Dans un admirable tableau de Van der Helst qui est à Amsterdam, on voit merveilleusement la question. C’est un repas municipal où figurent les deux partis. Rien de plus saisissant. Ceux qui donnent le repas, les bons gros marins, à cheveux noirs, figures réjouies, et fortes mains calleuses, offrent avec bonhomie cette franche main aux cavaliers, hommes plus fins, à cheveux blonds, qui viennent sous la jaune livrée de la maison d’Orange. Ceux-ci osent à peine s’asseoir, se sentant là trop déplacés. On a envie de crier à ces noirs, à ces figures ouvertes et franches de marins : « Défiez-vous de ces fins cavaliers et de ces blanches mains !… Ils ne montrent que leurs rapières. Mais qui sait si, dessous, ils n’ont pas de stylet ? »

En effet, ces beaux gentilshommes, la veille de notre révolution, trahissaient deux fois la Hollande, en appelant l’Anglais d’un côté, la Prusse de l’autre[113].

[113] J’ajourne le triomphe de Nelson à Naples, les honteuses fêtes et les tragédies qui suivirent. J’ajourne les courses conquérantes de Championnet en Italie, puis la mort de Joubert, — Joubert vengé par Masséna dans sa grande bataille de Zurich et sa victoire sur Suvarow. Bataille immense qui fut gagnée sur un théâtre de cinquante lieues de long. Ces objets si importants me détourneraient trop de l’intrigue intérieure, mon sujet principal, jusqu’ici si peu éclairci.

CHAPITRE II
PIÉMONT. — DE MAISTRE. — MANIFESTE SANGLANT DE LA CONTRE-RÉVOLUTION.

La débonnaireté de Carnot et l’astuce de Bonaparte avaient, comme on a vu, sauvé Turin, le vrai centre des émigrés. Par cette première faute l’Italie fut manquée. Il fallut Fructidor et la grande explosion qu’il amena en Europe pour donner une nouvelle impulsion, surtout pour arracher de sa base immobile le Piémont, le vrai roi de la contre-révolution.

La Sodome de Rome n’était que pourriture. Et la sanglante bacchanale de Naples, avec sa barbarie lubrique, n’en laissait pas moins soupçonner une autre Naples. Mais à voir la face morne de Turin, qui eût cru qu’il y eût rien autre que la mort en dessous.

C’était le centre de l’émigration, beaucoup plus que Vérone et la cour bavarde du prétendant. Il y avait là une vraie passion, toujours vivante, inextinguible, celle de madame Adélaïde. Ici, c’était tout autre chose que la frivole Marie-Antoinette et la débridée Caroline. Il y avait un vrai démon. La Polonaise incestueuse, qui, pendant dix années, eut cette étrange royauté, n’y renonça jamais, attendit la mort d’Antoinette et n’y vit qu’une délivrance. Personne, par ses libelles et sa haine toujours éveillée, n’y contribua davantage.
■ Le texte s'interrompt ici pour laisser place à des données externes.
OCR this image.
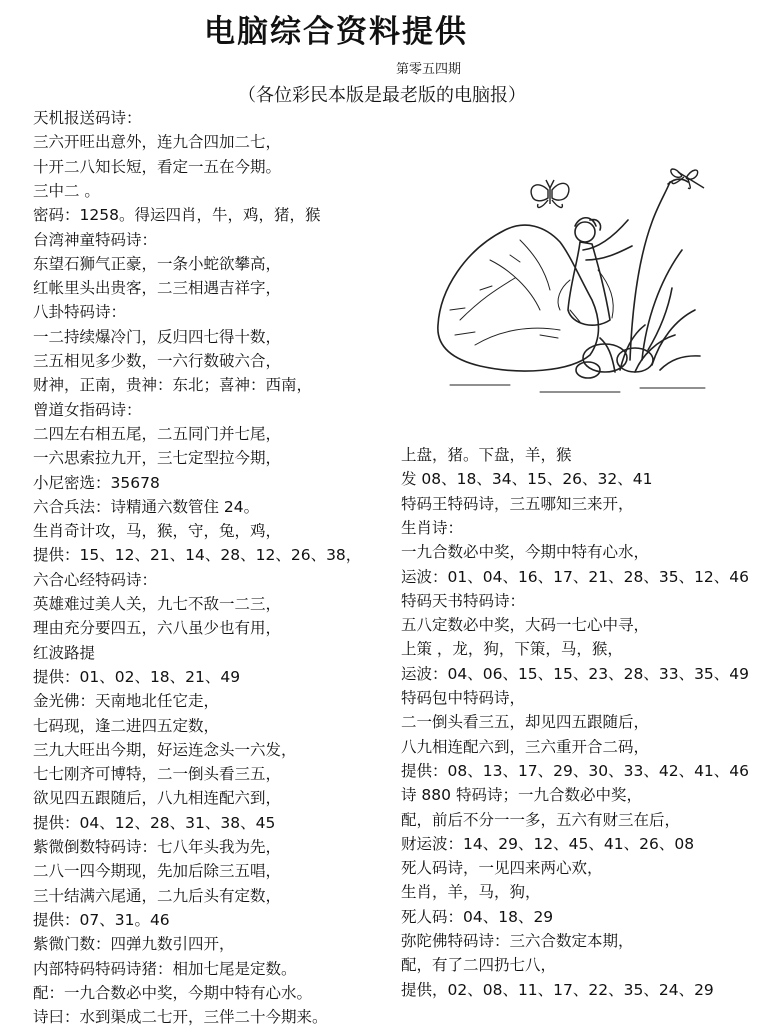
电脑综合资料提供
第零五四期
（各位彩民本版是最老版的电脑报）
天机报送码诗：
三六开旺出意外，连九合四加二七，
十开二八知长短，看定一五在今期。
三中二 。
密码：1258。得运四肖，牛，鸡，猪，猴
台湾神童特码诗：
东望石狮气正豪，一条小蛇欲攀高，
红帐里头出贵客，二三相遇吉祥字，
八卦特码诗：
一二持续爆冷门，反归四七得十数，
三五相见多少数，一六行数破六合，
财神，正南，贵神：东北；喜神：西南，
曾道女指码诗：
二四左右相五尾，二五同门并七尾，
一六思索拉九开，三七定型拉今期，
小尼密选：35678
六合兵法：诗精通六数管住 24。
生肖奇计攻，马，猴，守，兔，鸡，
提供：15、12、21、14、28、12、26、38，
六合心经特码诗：
英雄难过美人关，九七不敌一二三，
理由充分要四五，六八虽少也有用，
红波路提
提供：01、02、18、21、49
金光佛：天南地北任它走，
七码现，逢二进四五定数，
三九大旺出今期，好运连念头一六发，
七七刚齐可博特，二一倒头看三五，
欲见四五跟随后，八九相连配六到，
提供：04、12、28、31、38、45
紫微倒数特码诗：七八年头我为先，
二八一四今期现，先加后除三五唱，
三十结满六尾通，二九后头有定数，
提供：07、31。46
紫微门数：四弹九数引四开，
内部特码特码诗猪：相加七尾是定数。
配：一九合数必中奖，今期中特有心水。
诗曰：水到渠成二七开，三伴二十今期来。
上盘，猪。下盘，羊，猴
发 08、18、34、15、26、32、41
特码王特码诗，三五哪知三来开，
生肖诗：
一九合数必中奖，今期中特有心水，
运波：01、04、16、17、21、28、35、12、46
特码天书特码诗：
五八定数必中奖，大码一七心中寻，
上策 ，龙，狗，下策，马，猴，
运波：04、06、15、15、23、28、33、35、49
特码包中特码诗，
二一倒头看三五，却见四五跟随后，
八九相连配六到，三六重开合二码，
提供：08、13、17、29、30、33、42、41、46
诗 880 特码诗；一九合数必中奖，
配，前后不分一一多，五六有财三在后，
财运波：14、29、12、45、41、26、08
死人码诗，一见四来两心欢，
生肖，羊，马，狗，
死人码：04、18、29
弥陀佛特码诗：三六合数定本期，
配，有了二四扔七八，
提供，02、08、11、17、22、35、24、29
Le temps ne faisait rien sur celle terrible femme. A soixante et soixante-dix ans, elle était jeune de haine.

Elle avait trouvé à Turin des âmes dignes d’elle. Le bigotisme militaire, durci de siècle en siècle, les avait trempées pour le crime. Les persécutions toujours renouvelées des innocents Vaudois des Alpes leur inoculaient dans le sang un génie de bourreaux. De pieuses dames surtout poussaient leurs maris, leurs amants, à cette bonne œuvre de laver du sang hérétique les péchés de libertinage.
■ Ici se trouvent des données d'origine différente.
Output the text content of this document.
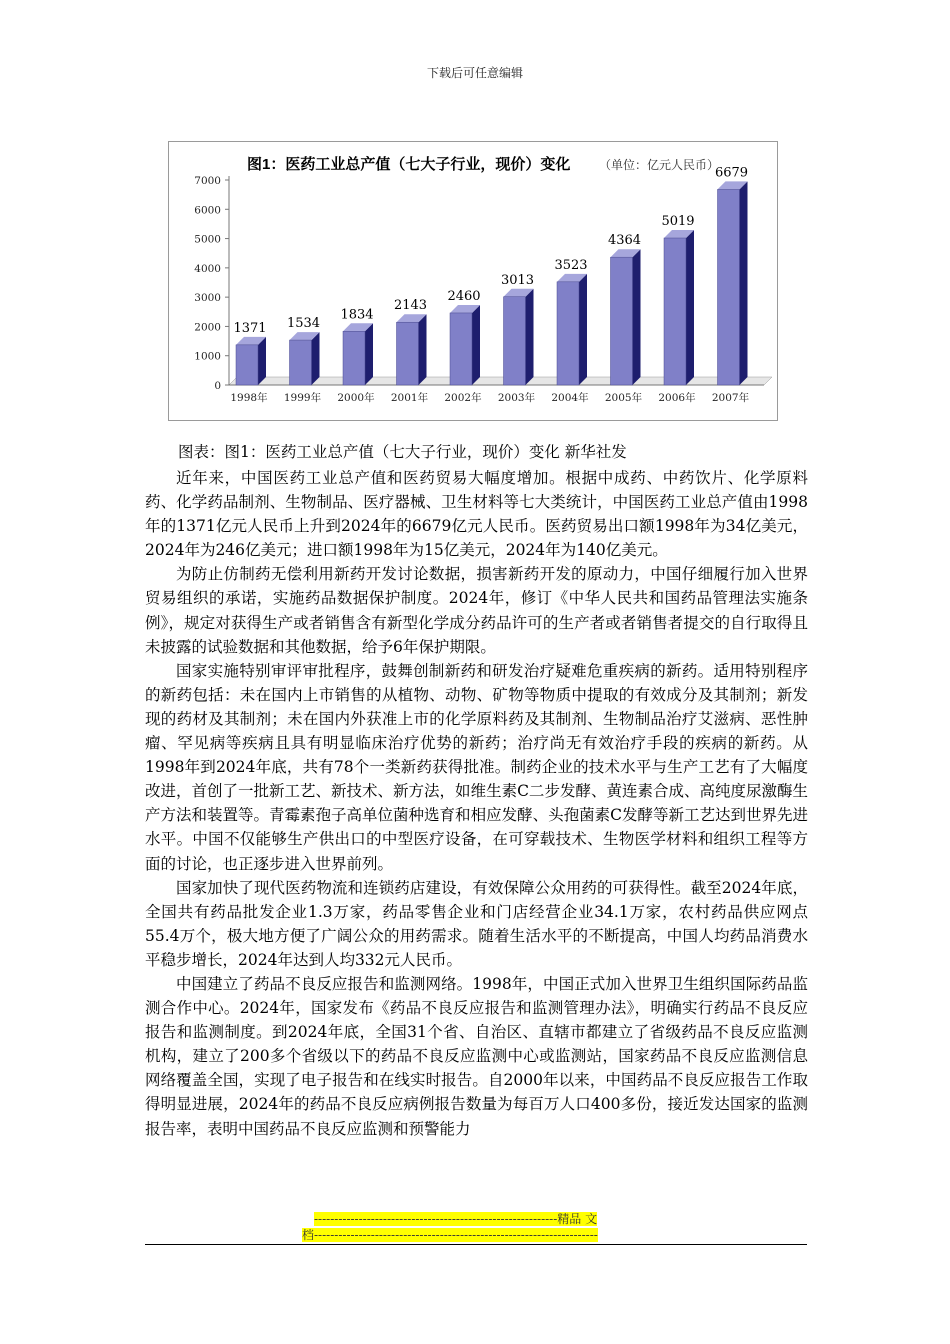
下载后可任意编辑
图1：医药工业总产值（七大子行业，现价）变化 （单位：亿元人民币）
0
1000
2000
3000
4000
5000
6000
7000
1371
1998年
1534
1999年
1834
2000年
2143
2001年
2460
2002年
3013
2003年
3523
2004年
4364
2005年
5019
2006年
6679
2007年
图表：图1：医药工业总产值（七大子行业，现价）变化 新华社发

近年来，中国医药工业总产值和医药贸易大幅度增加。根据中成药、中药饮片、化学原料药、化学药品制剂、生物制品、医疗器械、卫生材料等七大类统计，中国医药工业总产值由1998年的1371亿元人民币上升到2024年的6679亿元人民币。医药贸易出口额1998年为34亿美元，2024年为246亿美元；进口额1998年为15亿美元，2024年为140亿美元。

为防止仿制药无偿利用新药开发讨论数据，损害新药开发的原动力，中国仔细履行加入世界贸易组织的承诺，实施药品数据保护制度。2024年，修订《中华人民共和国药品管理法实施条例》，规定对获得生产或者销售含有新型化学成分药品许可的生产者或者销售者提交的自行取得且未披露的试验数据和其他数据，给予6年保护期限。

国家实施特别审评审批程序，鼓舞创制新药和研发治疗疑难危重疾病的新药。适用特别程序的新药包括：未在国内上市销售的从植物、动物、矿物等物质中提取的有效成分及其制剂；新发现的药材及其制剂；未在国内外获准上市的化学原料药及其制剂、生物制品治疗艾滋病、恶性肿瘤、罕见病等疾病且具有明显临床治疗优势的新药；治疗尚无有效治疗手段的疾病的新药。从1998年到2024年底，共有78个一类新药获得批准。制药企业的技术水平与生产工艺有了大幅度改进，首创了一批新工艺、新技术、新方法，如维生素C二步发酵、黄连素合成、高纯度尿激酶生产方法和装置等。青霉素孢子高单位菌种选育和相应发酵、头孢菌素C发酵等新工艺达到世界先进水平。中国不仅能够生产供出口的中型医疗设备，在可穿载技术、生物医学材料和组织工程等方面的讨论，也正逐步进入世界前列。

国家加快了现代医药物流和连锁药店建设，有效保障公众用药的可获得性。截至2024年底，全国共有药品批发企业1.3万家，药品零售企业和门店经营企业34.1万家，农村药品供应网点55.4万个，极大地方便了广阔公众的用药需求。随着生活水平的不断提高，中国人均药品消费水平稳步增长，2024年达到人均332元人民币。

中国建立了药品不良反应报告和监测网络。1998年，中国正式加入世界卫生组织国际药品监测合作中心。2024年，国家发布《药品不良反应报告和监测管理办法》，明确实行药品不良反应报告和监测制度。到2024年底，全国31个省、自治区、直辖市都建立了省级药品不良反应监测机构，建立了200多个省级以下的药品不良反应监测中心或监测站，国家药品不良反应监测信息网络覆盖全国，实现了电子报告和在线实时报告。自2000年以来，中国药品不良反应报告工作取得明显进展，2024年的药品不良反应病例报告数量为每百万人口400多份，接近发达国家的监测报告率，表明中国药品不良反应监测和预警能力

------------------------------------------------------------精品 文
档----------------------------------------------------------------------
Et ces fureurs barbares du versant italien se retrouvaient au nord des Alpes, au versant savoyard. La Savoie, peuple ardent sous un climat glacé, au seizième siècle, dans les douces missions de saint François de Sales, s’était massacrée elle-même. Au dix-huitième siècle, les victimes manquaient, ayant passé à Genève, à Lausanne. Mais les fureurs ne manquaient pas. Voltaire, avec finesse, avait vu et prédit, que les derniers barbares dans ce siècle de tolérance se trouveraient dans les magistrats. C’est une maladie en effet chez ceux qui, de père en fils, ont l’habitude de juger, condamner, disposer de la vie humaine, c’est une maladie d’éprouver le besoin de toujours exercer cette terrible fonction. Et je ne parle pas du plaisir sanguinaire qu’y pouvaient prendre certains hommes, mais plutôt de l’orgueil d’exercer une si haute autorité.

Après le pouvoir de Dieu, qui est créer, le pouvoir le plus haut, sans doute, est de tuer. Voilà pourquoi il devient nécessaire à ceux qui légalement l’ont eu une fois.